Woman, Independent Parent, Artist, Advocate, Artifical Pancreas.... and EVERYTHING in between.

I am blessed to be parenting two beautiful girls, ages eight and eleven. My youngest nearly lost her life at age six (August 2010) to diabetic ketoacidosis: an often fatal consequences of undiagnosed type 1 diabetes. This is OUR journey: raw and sometimes, uncensored.

Thank you for visiting wishing good health and a cooperative pancreas to you and yours.

Tuesday, April 19, 2011

Love, love, LOVE that swim instructor!!!

She went into the water in the 6's. I gave her a fist full of jellybeans and sent her off with some serious trepidation. I watch her like a hawk when she's in the pool, it's not as if she could crash and I wouldn't notice.

Oh... I noticed alright.

It was in the middle of a length. This is Rowan's first lesson set in the grown up pool. That cold temperature does a real number on her; fighting to keep her body temperature up, and fighting to stay afloat sends her spinning down into hypoglycemia nearly everytime.

She wants so much to be just another kid. Able to scream and splash and have fun.

Like I was saying... it was in the middle of a length, and for whatever reason she plunged deep under water. I don't know if it was the way she held her head, or if it was the lethargic posture of her body. I knew. Maybe it was the expression on her face, through the water, her little goggles on her head, and her entire face squinched in a knot. Squinched isn't a word: I just made it up. I'm the sole caretaker of a type one diabetic child, and one of the benefits is that I am now entitled to randomly add words to the English language. Deal with it... move on.

She breaks the surface of the pool, I see her chug for air. Her face goes back under. I'm standing at the pool edge at this point, less than six feet away. I'm wishing I had a change of dry clothes because I have a sneaky suspicion I'm about to be diving in.

She begins to sink. So does my heart, and every ounce of air in my lungs rushes out. She's afraid, and it's written all over her face. I am too; is it written on my face?

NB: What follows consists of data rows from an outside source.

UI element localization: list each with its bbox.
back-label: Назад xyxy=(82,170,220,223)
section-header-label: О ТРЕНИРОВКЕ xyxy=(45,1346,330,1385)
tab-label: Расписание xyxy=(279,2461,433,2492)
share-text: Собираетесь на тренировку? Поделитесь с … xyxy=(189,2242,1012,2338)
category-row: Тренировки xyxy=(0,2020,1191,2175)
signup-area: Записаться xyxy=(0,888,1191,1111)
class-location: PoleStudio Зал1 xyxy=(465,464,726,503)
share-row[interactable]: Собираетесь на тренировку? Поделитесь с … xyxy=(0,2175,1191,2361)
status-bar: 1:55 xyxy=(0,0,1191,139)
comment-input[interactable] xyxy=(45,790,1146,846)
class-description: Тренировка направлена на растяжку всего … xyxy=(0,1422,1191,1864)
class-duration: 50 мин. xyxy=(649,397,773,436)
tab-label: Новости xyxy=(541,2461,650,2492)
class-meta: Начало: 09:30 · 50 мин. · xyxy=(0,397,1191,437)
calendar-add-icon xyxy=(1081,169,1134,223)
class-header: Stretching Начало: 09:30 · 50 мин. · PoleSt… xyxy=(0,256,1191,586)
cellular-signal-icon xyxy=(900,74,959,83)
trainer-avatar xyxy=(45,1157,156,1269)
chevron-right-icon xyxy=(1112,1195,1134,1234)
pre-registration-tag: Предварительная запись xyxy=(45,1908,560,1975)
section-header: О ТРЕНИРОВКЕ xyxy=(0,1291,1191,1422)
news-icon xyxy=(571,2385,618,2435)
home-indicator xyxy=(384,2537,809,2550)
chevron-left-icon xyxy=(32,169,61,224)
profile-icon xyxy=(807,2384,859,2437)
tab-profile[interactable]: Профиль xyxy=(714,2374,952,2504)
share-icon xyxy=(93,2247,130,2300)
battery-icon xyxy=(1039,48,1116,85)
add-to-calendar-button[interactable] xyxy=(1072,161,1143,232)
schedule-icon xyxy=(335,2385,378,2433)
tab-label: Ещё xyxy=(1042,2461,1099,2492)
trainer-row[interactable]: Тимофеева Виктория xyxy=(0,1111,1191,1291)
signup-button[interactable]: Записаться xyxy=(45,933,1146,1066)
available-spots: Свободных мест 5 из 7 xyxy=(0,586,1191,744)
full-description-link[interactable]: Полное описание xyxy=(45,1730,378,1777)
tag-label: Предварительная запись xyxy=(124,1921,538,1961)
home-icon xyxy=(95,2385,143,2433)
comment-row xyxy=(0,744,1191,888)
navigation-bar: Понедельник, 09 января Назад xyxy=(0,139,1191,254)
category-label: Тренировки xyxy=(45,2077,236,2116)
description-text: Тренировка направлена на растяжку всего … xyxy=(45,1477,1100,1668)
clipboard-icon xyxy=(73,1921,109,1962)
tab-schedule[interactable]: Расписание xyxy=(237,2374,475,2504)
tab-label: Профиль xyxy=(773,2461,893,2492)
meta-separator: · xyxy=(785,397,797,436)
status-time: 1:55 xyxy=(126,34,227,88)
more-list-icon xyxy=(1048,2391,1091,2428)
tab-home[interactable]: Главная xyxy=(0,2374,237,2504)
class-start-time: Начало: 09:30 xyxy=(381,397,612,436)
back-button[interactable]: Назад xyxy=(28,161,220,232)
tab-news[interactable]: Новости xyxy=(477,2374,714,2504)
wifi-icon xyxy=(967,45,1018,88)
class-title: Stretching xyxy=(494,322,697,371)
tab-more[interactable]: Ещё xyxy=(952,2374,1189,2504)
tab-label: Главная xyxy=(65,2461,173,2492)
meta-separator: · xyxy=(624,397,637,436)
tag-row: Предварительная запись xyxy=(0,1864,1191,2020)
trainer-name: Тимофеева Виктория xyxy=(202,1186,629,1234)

That swimming instructor, bless her freaking wonderful heart, she always stays with Rowan, at the minimum she's at least within arms reach. Usually closer. She's never been asked to, or instructed to. She just does. Without griping or complaining, she stands by my baby girl as she learns the front crawl. People either get this disease, or they don't. I don't know who this girl knows that's a diabetic, but she knows someone, because she "knows". She knows you can't turn your back on a T1D child swimming in a deep cool pool.

I see Rowan's arms stretching to reach the surface, all she wants to do is get above water. She knows how to, her muscles want to, in theory she's more than capable... but her blood glucose won't let her, because she simply just doesn't have the energy.

Without a word, and oh so calmly, that wonderfully empathetic swim instructor playfully plucks Rowan to the surface "You're feeling tired, aren't you?" Rowan replies "yea" kind of sheepishly.

She was such a rebel sitting on the pool edge, water up to her knees, goggles pushed up on her forehead, chugging a juice box. We know it's not allowed. But don't start with me... go ask the other lifeguard: "Just let the lady give her kid a juicebox and for the love of God, don't tell her she can't! And avoid eye contact!"

It was an interesting experience, but we survived yet another evening of swimming lessons. God bless all the compassionate people in the world who step up to help another without having being asked for their assistance. Thank you for making this world as happy as it is. It wouldn't be the same without you.